I suppose this is the most obvious choice for the letter "S," but I might just take this some place unexpected. Sure, our primary focus as a teacher is on the learners with whom we work. We not only strive to teach them things they don't know, but we do our best to earn their trust and make them comfortable as they pass through our classroom doors.
I challenge you, however, to see yourself as the student...the student of the students. We have assumed the role of teacher because we schooled for years, earned certification, and then accepted teaching assignments. I maintain it isn't until we accept a role reversal that we can be most effective at our jobs.
What are these young people teaching you daily at your job? Do you remain open and sensitive to their needs, their humor, their challenging of limits? Are you skilled at putting yourself in their place? If the student is fully virtual, he is sitting at home, often alone, facing a computer and working to learn. At the same time, friends are texting and emailing, music or the television are playing, and snacks and drinks are calling his name. Doesn't this sound a bit like a description of your work place and how easy is it for you? Are you able to fully discipline yourself to sit for hours accomplishing what is needed, able to ignore more appealing distractions? If you are doing graduate work yourself, what do your study times and submissions look like in light of other things you want or need to do?
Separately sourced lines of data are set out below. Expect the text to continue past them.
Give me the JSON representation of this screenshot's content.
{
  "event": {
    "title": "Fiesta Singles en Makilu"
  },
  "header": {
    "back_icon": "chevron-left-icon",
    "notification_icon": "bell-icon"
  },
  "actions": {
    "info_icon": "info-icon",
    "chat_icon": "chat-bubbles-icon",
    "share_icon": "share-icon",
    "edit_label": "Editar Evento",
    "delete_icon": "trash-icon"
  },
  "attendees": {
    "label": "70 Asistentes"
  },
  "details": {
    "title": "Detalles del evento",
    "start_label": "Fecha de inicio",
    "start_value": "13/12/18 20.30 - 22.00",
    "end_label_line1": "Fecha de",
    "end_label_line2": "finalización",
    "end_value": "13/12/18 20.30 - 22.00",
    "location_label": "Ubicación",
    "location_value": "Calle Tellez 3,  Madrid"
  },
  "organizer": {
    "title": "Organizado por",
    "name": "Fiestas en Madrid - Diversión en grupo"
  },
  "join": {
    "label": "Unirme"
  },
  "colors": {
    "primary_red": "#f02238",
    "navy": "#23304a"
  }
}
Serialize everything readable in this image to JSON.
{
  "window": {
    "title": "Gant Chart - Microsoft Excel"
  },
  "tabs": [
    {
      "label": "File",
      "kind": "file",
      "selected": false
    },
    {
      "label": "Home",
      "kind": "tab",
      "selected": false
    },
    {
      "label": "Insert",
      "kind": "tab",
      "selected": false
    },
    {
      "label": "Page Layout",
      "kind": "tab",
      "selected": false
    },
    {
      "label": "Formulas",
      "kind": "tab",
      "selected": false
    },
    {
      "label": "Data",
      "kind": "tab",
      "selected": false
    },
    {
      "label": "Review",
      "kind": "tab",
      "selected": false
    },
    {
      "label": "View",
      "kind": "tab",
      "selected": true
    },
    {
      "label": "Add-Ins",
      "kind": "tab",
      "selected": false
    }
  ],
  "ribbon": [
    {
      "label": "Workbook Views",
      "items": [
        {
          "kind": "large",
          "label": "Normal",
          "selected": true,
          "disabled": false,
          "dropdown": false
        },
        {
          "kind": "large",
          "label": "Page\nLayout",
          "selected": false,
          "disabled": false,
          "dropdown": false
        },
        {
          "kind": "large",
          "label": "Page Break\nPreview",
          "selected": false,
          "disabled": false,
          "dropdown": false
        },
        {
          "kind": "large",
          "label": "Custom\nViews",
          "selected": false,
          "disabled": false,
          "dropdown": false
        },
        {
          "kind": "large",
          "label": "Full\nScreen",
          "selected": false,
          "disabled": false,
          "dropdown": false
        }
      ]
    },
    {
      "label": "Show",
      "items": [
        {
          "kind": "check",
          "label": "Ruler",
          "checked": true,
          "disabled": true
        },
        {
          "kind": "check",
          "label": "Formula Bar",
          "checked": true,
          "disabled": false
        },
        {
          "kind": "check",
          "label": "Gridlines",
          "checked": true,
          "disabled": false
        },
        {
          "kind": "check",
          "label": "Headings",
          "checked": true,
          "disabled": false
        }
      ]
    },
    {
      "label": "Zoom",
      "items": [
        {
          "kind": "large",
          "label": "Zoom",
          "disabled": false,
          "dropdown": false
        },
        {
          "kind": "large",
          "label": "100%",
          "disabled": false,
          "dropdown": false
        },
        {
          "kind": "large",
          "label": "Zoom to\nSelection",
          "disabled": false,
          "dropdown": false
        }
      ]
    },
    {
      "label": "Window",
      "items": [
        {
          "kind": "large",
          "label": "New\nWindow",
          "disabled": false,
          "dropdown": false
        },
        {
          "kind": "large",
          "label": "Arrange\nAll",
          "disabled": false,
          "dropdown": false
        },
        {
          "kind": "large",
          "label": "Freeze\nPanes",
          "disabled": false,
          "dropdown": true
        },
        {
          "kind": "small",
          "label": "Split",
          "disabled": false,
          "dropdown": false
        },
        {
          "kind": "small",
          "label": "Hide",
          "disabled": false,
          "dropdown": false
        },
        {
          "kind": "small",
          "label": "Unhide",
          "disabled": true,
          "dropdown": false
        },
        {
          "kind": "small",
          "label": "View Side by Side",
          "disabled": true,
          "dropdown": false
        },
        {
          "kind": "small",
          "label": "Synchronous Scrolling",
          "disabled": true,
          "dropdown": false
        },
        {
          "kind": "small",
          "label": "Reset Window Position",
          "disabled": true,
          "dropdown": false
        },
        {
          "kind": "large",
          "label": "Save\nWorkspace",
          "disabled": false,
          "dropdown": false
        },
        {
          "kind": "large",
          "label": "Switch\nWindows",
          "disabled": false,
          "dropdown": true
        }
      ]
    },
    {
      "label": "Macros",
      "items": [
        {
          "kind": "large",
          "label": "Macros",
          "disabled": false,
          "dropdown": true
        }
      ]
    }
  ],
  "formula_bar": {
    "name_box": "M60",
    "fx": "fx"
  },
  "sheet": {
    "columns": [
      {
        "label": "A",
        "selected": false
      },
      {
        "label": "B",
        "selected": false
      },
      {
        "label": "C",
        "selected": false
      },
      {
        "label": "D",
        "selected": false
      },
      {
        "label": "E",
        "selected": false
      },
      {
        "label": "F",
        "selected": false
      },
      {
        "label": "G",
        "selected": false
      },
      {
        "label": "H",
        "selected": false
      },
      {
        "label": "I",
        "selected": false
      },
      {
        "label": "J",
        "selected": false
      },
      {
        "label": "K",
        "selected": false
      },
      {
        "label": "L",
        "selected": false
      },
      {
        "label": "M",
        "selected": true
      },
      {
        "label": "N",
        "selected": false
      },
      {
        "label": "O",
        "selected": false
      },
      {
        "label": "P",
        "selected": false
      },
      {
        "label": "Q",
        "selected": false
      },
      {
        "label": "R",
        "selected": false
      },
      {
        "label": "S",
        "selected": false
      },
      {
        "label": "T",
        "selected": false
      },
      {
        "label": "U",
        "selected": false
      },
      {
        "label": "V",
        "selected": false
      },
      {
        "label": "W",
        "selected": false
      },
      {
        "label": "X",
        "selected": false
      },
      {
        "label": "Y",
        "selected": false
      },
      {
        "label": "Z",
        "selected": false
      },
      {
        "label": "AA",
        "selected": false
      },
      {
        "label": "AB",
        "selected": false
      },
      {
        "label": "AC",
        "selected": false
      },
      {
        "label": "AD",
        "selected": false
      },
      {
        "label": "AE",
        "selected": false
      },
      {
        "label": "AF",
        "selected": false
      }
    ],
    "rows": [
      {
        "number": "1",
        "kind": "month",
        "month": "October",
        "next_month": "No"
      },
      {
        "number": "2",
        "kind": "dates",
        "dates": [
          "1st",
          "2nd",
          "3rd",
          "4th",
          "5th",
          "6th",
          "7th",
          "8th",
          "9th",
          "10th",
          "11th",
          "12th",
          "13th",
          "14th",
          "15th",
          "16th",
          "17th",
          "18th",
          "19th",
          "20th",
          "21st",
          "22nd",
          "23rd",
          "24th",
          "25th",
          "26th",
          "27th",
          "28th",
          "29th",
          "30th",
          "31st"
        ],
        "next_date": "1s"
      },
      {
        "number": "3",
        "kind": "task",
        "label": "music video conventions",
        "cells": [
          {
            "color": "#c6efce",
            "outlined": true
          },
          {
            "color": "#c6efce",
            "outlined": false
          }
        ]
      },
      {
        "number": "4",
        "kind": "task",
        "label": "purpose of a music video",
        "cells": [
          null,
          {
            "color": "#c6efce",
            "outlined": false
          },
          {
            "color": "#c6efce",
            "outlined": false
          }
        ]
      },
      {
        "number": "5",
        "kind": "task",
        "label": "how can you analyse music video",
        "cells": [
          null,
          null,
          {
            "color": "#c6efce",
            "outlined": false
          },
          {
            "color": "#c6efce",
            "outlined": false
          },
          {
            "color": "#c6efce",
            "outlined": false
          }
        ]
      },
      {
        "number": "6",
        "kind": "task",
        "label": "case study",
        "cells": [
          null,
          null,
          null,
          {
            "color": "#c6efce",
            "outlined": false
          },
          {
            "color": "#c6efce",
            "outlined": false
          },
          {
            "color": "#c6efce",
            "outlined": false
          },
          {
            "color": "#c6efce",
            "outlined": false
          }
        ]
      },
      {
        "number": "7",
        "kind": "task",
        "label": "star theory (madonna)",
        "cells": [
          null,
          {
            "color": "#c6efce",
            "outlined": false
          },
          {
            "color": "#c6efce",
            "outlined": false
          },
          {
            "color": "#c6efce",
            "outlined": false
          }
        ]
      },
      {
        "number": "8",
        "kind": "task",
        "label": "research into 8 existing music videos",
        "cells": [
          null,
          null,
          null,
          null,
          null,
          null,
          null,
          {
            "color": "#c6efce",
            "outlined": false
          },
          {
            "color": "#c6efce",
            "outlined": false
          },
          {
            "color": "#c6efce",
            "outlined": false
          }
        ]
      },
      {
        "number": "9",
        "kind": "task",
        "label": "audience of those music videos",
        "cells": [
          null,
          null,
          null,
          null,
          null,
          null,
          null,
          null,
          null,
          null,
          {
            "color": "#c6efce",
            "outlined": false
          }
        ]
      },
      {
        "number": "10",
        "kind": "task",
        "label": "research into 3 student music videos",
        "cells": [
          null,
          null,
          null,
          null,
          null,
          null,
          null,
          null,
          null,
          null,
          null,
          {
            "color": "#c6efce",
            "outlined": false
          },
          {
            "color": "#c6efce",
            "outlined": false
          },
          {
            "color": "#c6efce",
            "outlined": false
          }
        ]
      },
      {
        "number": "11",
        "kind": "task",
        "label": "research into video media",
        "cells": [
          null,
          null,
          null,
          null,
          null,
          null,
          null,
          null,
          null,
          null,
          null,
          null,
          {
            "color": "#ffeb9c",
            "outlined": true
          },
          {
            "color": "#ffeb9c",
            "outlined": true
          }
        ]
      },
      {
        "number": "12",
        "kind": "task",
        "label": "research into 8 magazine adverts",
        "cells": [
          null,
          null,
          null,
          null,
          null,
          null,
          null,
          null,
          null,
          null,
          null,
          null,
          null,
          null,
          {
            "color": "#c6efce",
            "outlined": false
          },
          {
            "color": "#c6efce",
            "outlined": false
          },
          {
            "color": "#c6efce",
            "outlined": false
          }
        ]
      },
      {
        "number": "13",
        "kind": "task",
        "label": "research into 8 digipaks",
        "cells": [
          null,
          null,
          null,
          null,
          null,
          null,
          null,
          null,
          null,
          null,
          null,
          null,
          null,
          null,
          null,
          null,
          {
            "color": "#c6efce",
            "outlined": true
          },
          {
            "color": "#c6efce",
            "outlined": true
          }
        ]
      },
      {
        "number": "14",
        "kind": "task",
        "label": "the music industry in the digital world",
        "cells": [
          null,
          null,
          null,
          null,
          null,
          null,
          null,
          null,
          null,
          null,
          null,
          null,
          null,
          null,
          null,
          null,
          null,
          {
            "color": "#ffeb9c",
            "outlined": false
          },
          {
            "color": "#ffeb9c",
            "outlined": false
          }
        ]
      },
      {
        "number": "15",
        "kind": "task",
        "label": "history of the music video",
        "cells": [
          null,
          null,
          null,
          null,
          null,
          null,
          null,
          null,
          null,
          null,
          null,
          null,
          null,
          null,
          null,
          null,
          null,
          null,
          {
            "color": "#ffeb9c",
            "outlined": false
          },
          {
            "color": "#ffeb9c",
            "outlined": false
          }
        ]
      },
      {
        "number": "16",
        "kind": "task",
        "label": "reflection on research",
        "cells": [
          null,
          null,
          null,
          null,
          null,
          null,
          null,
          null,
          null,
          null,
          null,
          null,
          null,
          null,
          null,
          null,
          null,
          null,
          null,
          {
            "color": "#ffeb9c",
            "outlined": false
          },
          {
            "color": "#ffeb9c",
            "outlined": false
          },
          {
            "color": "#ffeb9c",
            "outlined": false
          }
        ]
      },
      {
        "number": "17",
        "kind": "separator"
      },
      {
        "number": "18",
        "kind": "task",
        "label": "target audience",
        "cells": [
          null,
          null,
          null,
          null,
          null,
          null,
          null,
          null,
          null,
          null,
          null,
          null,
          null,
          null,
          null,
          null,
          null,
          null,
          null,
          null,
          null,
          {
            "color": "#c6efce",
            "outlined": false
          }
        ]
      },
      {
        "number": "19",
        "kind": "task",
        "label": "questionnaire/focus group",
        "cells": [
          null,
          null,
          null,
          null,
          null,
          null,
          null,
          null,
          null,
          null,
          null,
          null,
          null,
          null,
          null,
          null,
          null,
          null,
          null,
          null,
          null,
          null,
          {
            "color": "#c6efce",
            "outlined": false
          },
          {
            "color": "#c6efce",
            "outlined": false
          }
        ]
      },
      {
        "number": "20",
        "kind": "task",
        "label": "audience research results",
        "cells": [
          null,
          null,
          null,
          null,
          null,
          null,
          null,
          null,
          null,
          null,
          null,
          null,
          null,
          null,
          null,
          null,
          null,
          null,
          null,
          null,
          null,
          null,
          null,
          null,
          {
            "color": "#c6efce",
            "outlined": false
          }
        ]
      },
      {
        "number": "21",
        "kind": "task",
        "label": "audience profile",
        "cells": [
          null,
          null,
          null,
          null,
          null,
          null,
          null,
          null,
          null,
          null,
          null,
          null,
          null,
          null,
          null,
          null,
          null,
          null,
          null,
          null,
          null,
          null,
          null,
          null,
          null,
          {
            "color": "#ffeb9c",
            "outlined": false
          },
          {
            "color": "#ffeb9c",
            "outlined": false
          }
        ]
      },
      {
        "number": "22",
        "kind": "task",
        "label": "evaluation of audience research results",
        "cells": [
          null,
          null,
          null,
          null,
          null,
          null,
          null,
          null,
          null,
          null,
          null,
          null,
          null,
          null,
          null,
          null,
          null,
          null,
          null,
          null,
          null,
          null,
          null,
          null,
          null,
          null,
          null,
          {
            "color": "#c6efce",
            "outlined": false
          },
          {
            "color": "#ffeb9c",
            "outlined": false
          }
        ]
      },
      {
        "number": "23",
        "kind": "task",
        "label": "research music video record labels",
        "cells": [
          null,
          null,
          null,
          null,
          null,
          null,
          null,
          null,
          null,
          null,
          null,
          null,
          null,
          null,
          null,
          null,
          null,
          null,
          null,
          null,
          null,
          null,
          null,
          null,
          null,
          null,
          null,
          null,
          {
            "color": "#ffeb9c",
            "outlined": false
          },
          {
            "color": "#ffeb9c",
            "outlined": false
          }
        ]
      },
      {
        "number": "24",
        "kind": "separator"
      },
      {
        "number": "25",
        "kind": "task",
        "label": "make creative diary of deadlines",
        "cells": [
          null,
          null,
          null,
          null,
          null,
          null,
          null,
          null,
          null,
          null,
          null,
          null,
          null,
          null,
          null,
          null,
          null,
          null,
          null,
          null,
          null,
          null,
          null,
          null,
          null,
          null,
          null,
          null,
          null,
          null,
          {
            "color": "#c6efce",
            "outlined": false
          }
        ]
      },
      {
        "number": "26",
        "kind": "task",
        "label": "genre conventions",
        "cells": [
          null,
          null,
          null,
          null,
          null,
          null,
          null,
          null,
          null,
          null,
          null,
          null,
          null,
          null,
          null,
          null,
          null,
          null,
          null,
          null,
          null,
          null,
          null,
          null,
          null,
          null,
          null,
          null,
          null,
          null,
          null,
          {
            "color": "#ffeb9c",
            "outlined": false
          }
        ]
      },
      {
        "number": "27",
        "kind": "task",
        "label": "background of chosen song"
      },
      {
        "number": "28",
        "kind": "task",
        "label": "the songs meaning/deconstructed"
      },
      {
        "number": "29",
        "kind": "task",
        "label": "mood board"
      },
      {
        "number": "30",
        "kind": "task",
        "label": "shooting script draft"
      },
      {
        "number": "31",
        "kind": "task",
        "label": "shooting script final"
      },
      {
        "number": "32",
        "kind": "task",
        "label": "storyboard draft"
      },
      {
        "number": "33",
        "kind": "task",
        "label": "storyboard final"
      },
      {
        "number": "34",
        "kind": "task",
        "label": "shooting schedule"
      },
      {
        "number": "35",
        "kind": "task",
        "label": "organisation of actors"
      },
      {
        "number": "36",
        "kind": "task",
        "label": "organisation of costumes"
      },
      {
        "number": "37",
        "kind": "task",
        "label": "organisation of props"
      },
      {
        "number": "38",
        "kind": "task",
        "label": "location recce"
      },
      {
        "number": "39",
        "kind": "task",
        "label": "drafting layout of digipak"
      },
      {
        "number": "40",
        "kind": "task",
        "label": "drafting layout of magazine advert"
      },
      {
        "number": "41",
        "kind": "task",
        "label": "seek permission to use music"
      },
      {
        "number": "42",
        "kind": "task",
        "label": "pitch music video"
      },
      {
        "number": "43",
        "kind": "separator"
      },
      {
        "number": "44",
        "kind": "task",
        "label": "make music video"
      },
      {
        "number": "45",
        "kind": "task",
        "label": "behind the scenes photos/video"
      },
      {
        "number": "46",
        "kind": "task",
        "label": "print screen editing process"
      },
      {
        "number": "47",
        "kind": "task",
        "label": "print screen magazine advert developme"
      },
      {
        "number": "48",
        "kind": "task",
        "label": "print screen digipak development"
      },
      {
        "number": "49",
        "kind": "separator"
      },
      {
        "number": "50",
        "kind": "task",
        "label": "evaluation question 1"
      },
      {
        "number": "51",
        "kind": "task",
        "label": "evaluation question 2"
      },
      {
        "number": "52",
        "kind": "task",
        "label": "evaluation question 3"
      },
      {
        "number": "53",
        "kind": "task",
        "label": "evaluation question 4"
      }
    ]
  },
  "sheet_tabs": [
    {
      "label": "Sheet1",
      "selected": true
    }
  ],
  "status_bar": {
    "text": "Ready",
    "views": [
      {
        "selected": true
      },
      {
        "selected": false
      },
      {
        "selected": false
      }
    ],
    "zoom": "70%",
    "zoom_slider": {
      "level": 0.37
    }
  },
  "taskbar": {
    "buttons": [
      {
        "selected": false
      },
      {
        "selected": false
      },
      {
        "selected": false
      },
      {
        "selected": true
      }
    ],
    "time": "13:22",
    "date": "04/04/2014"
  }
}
It is all a study in human nature. We subconsciously prioritize things in the order in which we enjoy doing them, not always in the order in which they are due. That can get anyone in trouble at any age, but especially a less-disciplined learner.
How can you be that one positive distraction they just can't refuse, the one place they so want to be that they will ignore television shows and YouTube videos, phone calls and sleeping late? We can't "make" students do anything, but we can entice them to make better choices. Study your students, be your students, and meet them in their world in order to best connect them to you, your classes, and your content. And absolutely vital to forming relationships with students at all levels is the ability to laugh, not at them but with them. Many students have been reconnected to learning when a teacher uses humor to move a situation forward.
Reflection: Study your students' behavior to determine how best to serve them as teachers. Don't generalize or base assumptions on pop culture ("all young people are lazy" or "college kids just want to party"). Assess the time of day, the season, the heaviness of the expectations (graduation imminent?), their individual likes and dislikes, their family and extracurriculars, and everything else you can glean from initial introductions. How will you bring it all together to spell success for each learner?